Então, quero lhes dizer que considero a CNBB realmente com grande amor.
Não falo com linguagem poética. É um amor sofrido quando você ama uma
pessoa que passa por uma prova. É essa a lembrança que eu tenho da CNBB.
Tive uma vantagem na minha vida.
Em 1981, por causa do CELAM, quando era secretário, fiz parte da
comissão que visitou os bispos da América Central. Foi uma missão que me
deram. Vocês imaginem a situação da Guatemala, de El Salvador, Costa
Rica, tudo, tudo, e falando horas com eles e compreendendo o sofrimento
de dom Oscar Romero, por exemplo. Oh, meu Deus! Quanto padeceu dom
Romero, com aquelas tensões que havia. Tudo isso eu vivi, e vivi, às
vezes, numa situação muito difícil, de não poder nem falar com os
outros. Então nós éramos quatro bispos fazendo essa visita a toda
América Latina. Guardo uma imagem, uma lembrança e um afeto sofrido, e
acho que essa é a marca do Cristo. Não queiramos uma CNBB gloriosa,
reconhecida, vanguardeira, realizando esquemas. Vejam, toda a parte de
planejamento é útil, tudo o que sofremos para elaborar diretrizes,
custou muito trabalho, mas nada disso chega perto da dedicação, por
exemplo, dos assessores! Quanta gente sofreu quando não falaram bem dos
assessores! Quem de nós não sabe que são pessoas que dedicaram a vida
inteira, horas a fio, de madrugada, trabalhando, dando a vida pela
Igreja no Brasil, correndo de lá para cá. Vocês sabem, isso custou muito
mais a nós que estávamos na presidência, do que se tivessem falado de
nós. Primeiro, porque eram grandes amigos. Sempre foram.

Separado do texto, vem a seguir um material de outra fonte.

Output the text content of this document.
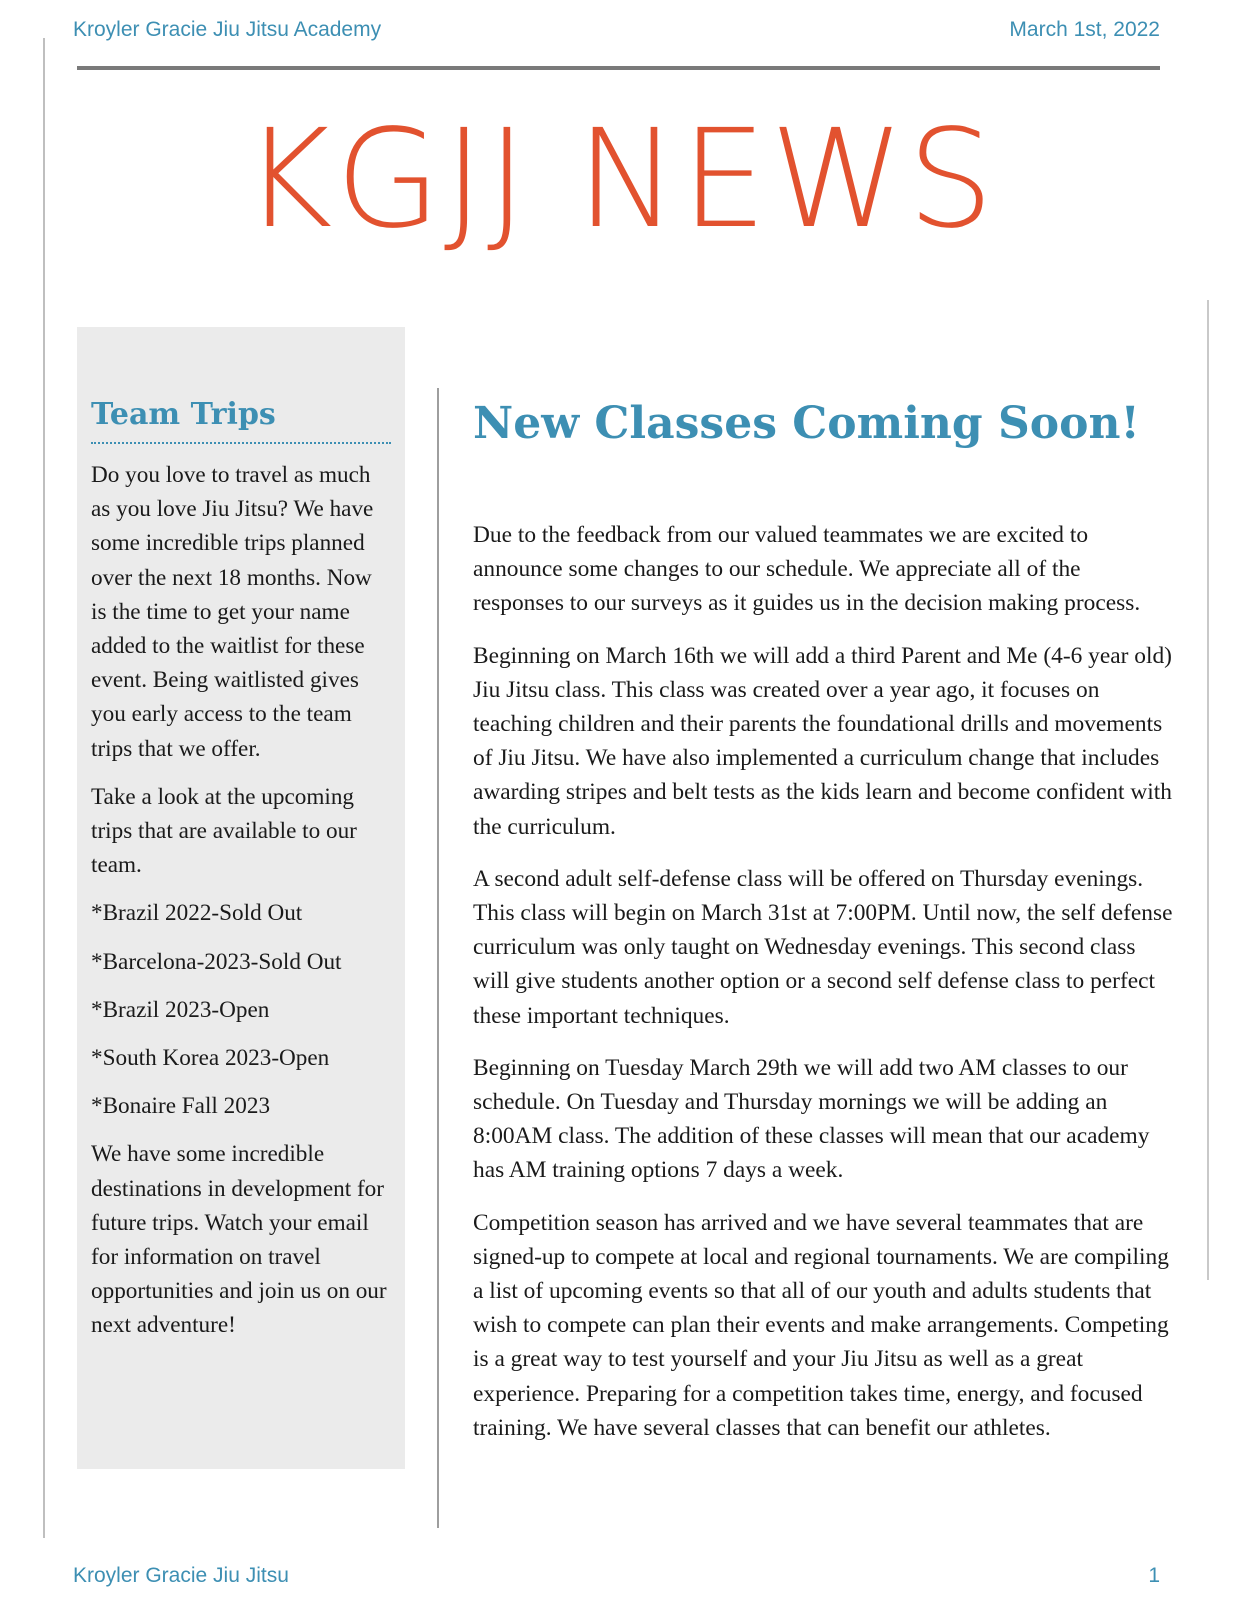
Kroyler Gracie Jiu Jitsu Academy	March 1st, 2022
KGJJ NEWS
Team Trips

Do you love to travel as much as you love Jiu Jitsu? We have some incredible trips planned over the next 18 months. Now is the time to get your name added to the waitlist for these event. Being waitlisted gives you early access to the team trips that we offer.

Take a look at the upcoming trips that are available to our team.

*Brazil 2022-Sold Out

*Barcelona-2023-Sold Out

*Brazil 2023-Open

*South Korea 2023-Open

*Bonaire Fall 2023

We have some incredible destinations in development for future trips. Watch your email for information on travel opportunities and join us on our next adventure!

New Classes Coming Soon!

Due to the feedback from our valued teammates we are excited to announce some changes to our schedule. We appreciate all of the responses to our surveys as it guides us in the decision making process.

Beginning on March 16th we will add a third Parent and Me (4-6 year old) Jiu Jitsu class. This class was created over a year ago, it focuses on teaching children and their parents the foundational drills and movements of Jiu Jitsu. We have also implemented a curriculum change that includes awarding stripes and belt tests as the kids learn and become confident with the curriculum.

A second adult self-defense class will be offered on Thursday evenings. This class will begin on March 31st at 7:00PM. Until now, the self defense curriculum was only taught on Wednesday evenings. This second class will give students another option or a second self defense class to perfect these important techniques.

Beginning on Tuesday March 29th we will add two AM classes to our schedule. On Tuesday and Thursday mornings we will be adding an 8:00AM class. The addition of these classes will mean that our academy has AM training options 7 days a week.

Competition season has arrived and we have several teammates that are signed-up to compete at local and regional tournaments. We are compiling a list of upcoming events so that all of our youth and adults students that wish to compete can plan their events and make arrangements. Competing is a great way to test yourself and your Jiu Jitsu as well as a great experience. Preparing for a competition takes time, energy, and focused training. We have several classes that can benefit our athletes.

Kroyler Gracie Jiu Jitsu	1
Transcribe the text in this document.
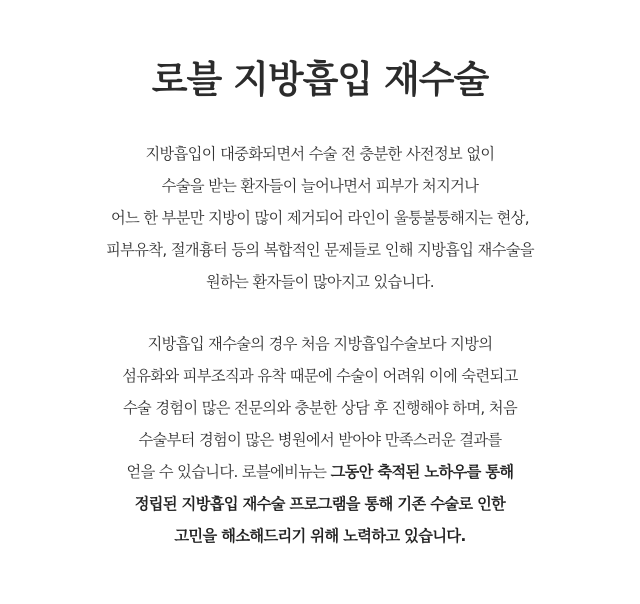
로블 지방흡입 재수술
지방흡입이 대중화되면서 수술 전 충분한 사전정보 없이
수술을 받는 환자들이 늘어나면서 피부가 처지거나
어느 한 부분만 지방이 많이 제거되어 라인이 울퉁불퉁해지는 현상,
피부유착, 절개흉터 등의 복합적인 문제들로 인해 지방흡입 재수술을
원하는 환자들이 많아지고 있습니다.
지방흡입 재수술의 경우 처음 지방흡입수술보다 지방의
섬유화와 피부조직과 유착 때문에 수술이 어려워 이에 숙련되고
수술 경험이 많은 전문의와 충분한 상담 후 진행해야 하며, 처음
수술부터 경험이 많은 병원에서 받아야 만족스러운 결과를
얻을 수 있습니다. 로블에비뉴는 그동안 축적된 노하우를 통해
정립된 지방흡입 재수술 프로그램을 통해 기존 수술로 인한
고민을 해소해드리기 위해 노력하고 있습니다.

Mereciam confiança. Agíamos com a maior transparência. Eles não
podiam, muitas vezes, se defender. Então foi, e ainda é, um momento
difícil, que teve reflexos na nova legislação da CNBB. Tudo isso não
quer dizer que guardo uma lembrança triste daqueles anos. Não é triste, é
sofrida, o que diferente. Você, muitas vezes, enfrenta o sofrimento com
garra, e isso causa alegria. Nosso grupo sempre enfrentou dificuldades.
Vocês podem estar certos de que a gente nunca procurou uma compensação.
Vocês sabem disso, e o maior exemplo para mim é dom Ivo, que podia ter
tido o reconhecimento oficial da Igreja, muito maior do que ele teve,
todos os merecimentos que ele tem, mas ele e a CNBB viveram uma época
difícil. Agora eu queria acrescentar duas grandes realidades que vejo. A
CNBB entra na história como um grande exemplo da presença de Deus.
Porque nós, os bispos, somos tão diferentes uns dos outros. Vocês sabem
disso. Mas houve uma convivência. Há uma convivência, que pode sofrer
desgastes, mas nas horas mais duras estivemos juntos. Posso dizer a
vocês que visitei uma grande parte dos bispos do Brasil naqueles anos,
desde os bispos das áreas indígenas, mais sofridas, até aqueles que
estavam passando por doenças.
Estive com dom Avelar no dia em que recebeu a notícia do câncer.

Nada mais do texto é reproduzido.